Putting sales at the heart of strategy

In the 1980s, finance was sexy. High-rolling City beasts like Peter de Savary and Tiny Rowland thrilled the public with galactic deals, stock market launches and leveraged buy-outs. Ambitious kids wore pinstriped suits and slicked their hair back like a wannabe from the movie Wall Street.

In the 1990s the tech wizards stole the spotlight. Dotcoms exploded on to the scene, and anyone in a boardroom who could ramble about html and secure socket layers won rapt attention. Internet service provider Freeserve won a £10-billion valuation on zero revenue - free really meant free - perfectly capturing the mood.

 Now? It’s a new era. And the kings of the boardroom are in sales.

The reasons are obvious. Sales sits closest to customer data and, since data is the “new oil”, the sales department can dominate any conversation. Sales teams pick up customer feedback before anyone else. They know what cross-sells. It’s a technical discipline. At the end of 2017, there were 5,800 martech software packages, covering everything from programmatic advertising to predictive analytics.

Want proof? Companies are giving strategy to the sales teams. Airy fairy gut instinct is obsolete.
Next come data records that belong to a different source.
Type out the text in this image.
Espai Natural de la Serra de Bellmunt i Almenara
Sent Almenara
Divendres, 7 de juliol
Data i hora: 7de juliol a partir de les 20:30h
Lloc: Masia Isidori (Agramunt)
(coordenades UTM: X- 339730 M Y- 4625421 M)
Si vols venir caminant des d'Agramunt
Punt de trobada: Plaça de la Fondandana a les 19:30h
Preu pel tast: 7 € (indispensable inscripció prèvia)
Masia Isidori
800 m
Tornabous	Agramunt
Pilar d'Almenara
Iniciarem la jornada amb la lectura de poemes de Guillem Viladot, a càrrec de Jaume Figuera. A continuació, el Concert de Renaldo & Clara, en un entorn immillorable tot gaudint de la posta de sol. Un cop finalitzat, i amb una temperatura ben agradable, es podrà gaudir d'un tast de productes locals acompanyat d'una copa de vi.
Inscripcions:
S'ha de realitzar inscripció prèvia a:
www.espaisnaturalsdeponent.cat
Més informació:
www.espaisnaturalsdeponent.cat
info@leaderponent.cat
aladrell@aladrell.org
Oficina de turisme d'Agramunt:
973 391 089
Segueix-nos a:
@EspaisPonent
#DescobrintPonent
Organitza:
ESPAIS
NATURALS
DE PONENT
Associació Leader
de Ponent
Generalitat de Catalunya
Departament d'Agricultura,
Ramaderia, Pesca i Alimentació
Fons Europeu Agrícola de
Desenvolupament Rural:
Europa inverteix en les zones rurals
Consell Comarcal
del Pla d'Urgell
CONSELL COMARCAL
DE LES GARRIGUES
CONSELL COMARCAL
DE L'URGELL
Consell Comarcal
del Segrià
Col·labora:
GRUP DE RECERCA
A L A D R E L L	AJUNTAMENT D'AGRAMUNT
Sales strategy used to test designs and gauge customer opinion 

Shirtmaker Christian Benedict is a good example. “I can’t emphasise this enough,” says founder and chief executive Christian McAleenan. “We test everything from Facebook ads to landing pages to emails.  The results determine how we go forward and they can’t really be predicted.”

The company runs multivariate tests on rival versions of the same webpages to see which designs work best. Mr McAleenan says: “Maybe you would have guessed that the group shot will outperform the image of a single folded shirt. However, you could just as easily have got both calls wrong.” Data rules everything, because it offers truth, not guesswork. “I was sure our customers would be in their 20s. In fact, they’re mainly in their 30s,” he says.

Pet food brand Pooch & Mutt puts sales centre stage to accelerate growth. Founder Guy Blaskey says: “Instead of spending hours debating between two products or marketing approaches, you can stick both on Facebook or Google and with a £50 ad budget find out what customers think.”

Mr Blaskey believes it’s the only way to prosper. Larger companies that relegate sales will only struggle. “The problem with big organisations is they don’t think like this and they don’t realise how easy it is. They make it difficult because there would be so many people involved in making that happen. In a small, challenger company, the founder would do it themselves without thinking or planning too much,” he says.

how sales professionals sell chart

Involving sales in strategy from the off can help boost motivation

Here’s another dividend. Putting sales in charge of strategy gives the team a surge in motivation. “Companies should absolutely hand strategy over to sales and marketing if they are going to be playing a big part in performing on it,” says Shaun Thomson, chief executive of Sandler Training, one of the UK’s biggest training organisations. 

“They need to get involved to buy in and feel they own it. If they are just given the strategy and told to deliver, then they will not feel as connected to it, and the less likely it will be effectively implemented and achieved.”

 Putting sales in charge of strategy gives the team a surge in motivation

The new power of sales teams unnerves a few people. Just as market incentives warped the behaviour of some high-profile financiers in the 1980s, putting sales in charge can lead to parallel perverse behaviours. 

Dr Peter Colman, a partner at sales consultancy Simon-Kucher, recalls: “In one instance, a manufacturer’s sales team were left to devise their own incentive scheme, which they designed to give them heavy bonuses based on increasing the volume of sales. It encouraged such discounting that they set off a full-blown price war that took their company, and indeed their competitors in the sector too, many months to recover from.”

Marketing marks the balance between customer needs and sales strategy

Bryony Thomas was a marketing strategist at Lloyds TSB during the scandal of pre-ticked boxes on payment protection insurance forms, and is now boss of Watertight Marketing. She warns: “Sales bonuses and shareholder value make people short sighted and data-driven scenario planning misses the humanity. Marketing, not sales, is precisely where the balance between customer needs and business strategy needs to sit. Leave it with salespeople and the focus is too short term, leading to things like the mortgage mis-selling.”

Risks may be underplayed by sales executives. Rob Sowerby, director of Professional Courses at the London School of Business and Finance, says: “The board is more likely to be in a better position to consider the risks in a comprehensive manner, in a way that the sales team will not. Such an approach may highlight that a potentially highly profitable course of action or new product, although likely to generate profit and wealth, is unacceptable because it poses a risk, which is either unacceptably large or difficult to quantify, or both.”

 

For some, the ascendancy of salespeople in strategy is simply heresy. William Forshaw, chief executive and founder of luxury leather brand Maxwell Scott, says: “We’re a luxury brand in the fashion and design industry; putting barriers on any form of creativity is suicide for a company that aims to inspire customers and successfully compete within our industry. From marketing to web design, I feel it’s impossible to create unique ideas with data blurring your vision.”

But the trend is clear. Sales is the new powerhouse in the boardroom.